Simintov's helper hands out Haggadahs (Passover prayer books), donated by the US Army, along with boxes of matza that a synagogue in Brooklyn, New York has had flown in. He then pours homemade wine from Soviet-era vodka bottles, a reminder of the Soviet invasion, and Simintov's forbidden love for all beverages containing alcohol.
Simintov takes charge of the Seder and sings songs from the Haggadah in perfect Hebrew while the rest of us are transported back in time, helplessly drawn in by the passion and fervor of his canting. Though, occasionally I can't help being brought back to reality by the television in the corner of the room airing Indian soap operas.
Across town a more formal Seder was taking place at Camp Phoenix, a US Army base where fellow Jews were equipped with camouflaged yamakas, non-alcoholic wine, and Passover 'ration packs', each consisting of a miniature version of the symbolic foods which make up the Passover plate.
Back at Simintov's Seder we flagellate each other with leek-like vegetables during the dai-ay-new prayer, breaking down in laughter. Kabul city power cuts out halfway through the dinner and we are forced to use our cell phones for light. When the 2 light bulbs in the room come to life with power once again, Simintov's assistant serves us generous portions of delicious turkey kebab, chicken legs, and boiled vegetables.
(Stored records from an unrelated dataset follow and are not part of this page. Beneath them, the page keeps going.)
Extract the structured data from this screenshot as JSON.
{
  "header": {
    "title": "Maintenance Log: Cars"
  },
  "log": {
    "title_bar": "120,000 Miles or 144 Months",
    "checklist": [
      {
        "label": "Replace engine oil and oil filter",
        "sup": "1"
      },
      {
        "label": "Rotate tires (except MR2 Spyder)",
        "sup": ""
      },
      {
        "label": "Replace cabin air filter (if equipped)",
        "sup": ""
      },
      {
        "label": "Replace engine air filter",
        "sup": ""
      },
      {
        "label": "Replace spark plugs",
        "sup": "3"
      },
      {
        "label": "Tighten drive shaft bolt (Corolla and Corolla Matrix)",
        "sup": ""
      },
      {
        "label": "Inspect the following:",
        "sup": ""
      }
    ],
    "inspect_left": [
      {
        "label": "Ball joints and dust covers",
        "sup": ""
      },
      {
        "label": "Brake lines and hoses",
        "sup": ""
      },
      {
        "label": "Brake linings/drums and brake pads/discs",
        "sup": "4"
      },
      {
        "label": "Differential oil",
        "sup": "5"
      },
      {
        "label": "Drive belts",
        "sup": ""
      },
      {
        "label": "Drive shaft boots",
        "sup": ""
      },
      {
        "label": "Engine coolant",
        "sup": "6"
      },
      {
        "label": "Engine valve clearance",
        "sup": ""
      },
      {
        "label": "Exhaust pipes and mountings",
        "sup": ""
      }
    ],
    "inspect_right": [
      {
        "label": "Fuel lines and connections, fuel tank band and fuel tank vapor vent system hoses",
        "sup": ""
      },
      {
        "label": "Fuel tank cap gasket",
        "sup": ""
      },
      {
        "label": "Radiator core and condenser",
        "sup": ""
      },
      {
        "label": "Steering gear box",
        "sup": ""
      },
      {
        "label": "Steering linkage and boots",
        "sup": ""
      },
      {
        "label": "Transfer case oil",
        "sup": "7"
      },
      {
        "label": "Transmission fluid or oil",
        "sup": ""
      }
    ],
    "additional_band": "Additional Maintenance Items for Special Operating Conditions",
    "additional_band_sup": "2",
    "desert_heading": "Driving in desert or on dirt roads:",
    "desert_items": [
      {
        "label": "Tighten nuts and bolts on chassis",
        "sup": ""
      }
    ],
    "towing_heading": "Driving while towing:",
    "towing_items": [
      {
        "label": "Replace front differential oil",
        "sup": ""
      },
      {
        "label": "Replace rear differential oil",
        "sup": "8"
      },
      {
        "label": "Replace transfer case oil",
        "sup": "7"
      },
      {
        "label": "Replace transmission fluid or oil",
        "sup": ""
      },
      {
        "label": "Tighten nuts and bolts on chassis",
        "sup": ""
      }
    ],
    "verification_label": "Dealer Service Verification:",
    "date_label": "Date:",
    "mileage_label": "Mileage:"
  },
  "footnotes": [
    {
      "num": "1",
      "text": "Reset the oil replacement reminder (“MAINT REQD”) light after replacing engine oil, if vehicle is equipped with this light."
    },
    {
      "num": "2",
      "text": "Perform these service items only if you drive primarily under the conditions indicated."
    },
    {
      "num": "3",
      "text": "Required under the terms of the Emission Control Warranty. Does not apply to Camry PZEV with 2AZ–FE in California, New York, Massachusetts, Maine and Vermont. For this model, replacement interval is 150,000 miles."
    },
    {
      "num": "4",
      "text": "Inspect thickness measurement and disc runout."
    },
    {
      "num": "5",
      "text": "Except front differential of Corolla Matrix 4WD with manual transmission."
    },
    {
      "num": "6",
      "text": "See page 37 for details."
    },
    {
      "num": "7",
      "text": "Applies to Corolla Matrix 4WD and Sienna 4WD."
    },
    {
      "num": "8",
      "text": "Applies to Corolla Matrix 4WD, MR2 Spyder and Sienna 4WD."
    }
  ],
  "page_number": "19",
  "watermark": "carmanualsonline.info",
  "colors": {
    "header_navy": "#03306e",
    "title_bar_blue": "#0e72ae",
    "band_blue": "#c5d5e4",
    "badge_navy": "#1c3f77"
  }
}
Most of the guests at the Seder are living in Kabul under company-imposed curfews, so we thank Simintov and excuse ourselves shortly after midnight. On the ride home, drunk off the ceremony and homemade wine, I think about the parallels between the story of Passover and the history of Jews in Afghanistan. Passover is the story of the Jews escaping the tyranny of the Pharaoh. Afghanistan has an 800-year-old history of Judaism and at one time was home to over 40,000 Jews. Nazi-spawn anti-Semitism, Soviet occupation, and the eventual seizure of power by the Taliban forced growing numbers of Afghan Jews to flee their homeland throughout the years, seeking religious freedom in places like Israel and the United States. Only Zebelon Simintov and Isaac Levin chose to stand their ground facing countless obstacles to preserve Afghanistan's Jewish heritage and enduring tremendous hardship to take care of the synagogue and to protect the holy Torah. Both men suffered and struggled for the same cause in the same land, but for some reason insisted on going at it alone.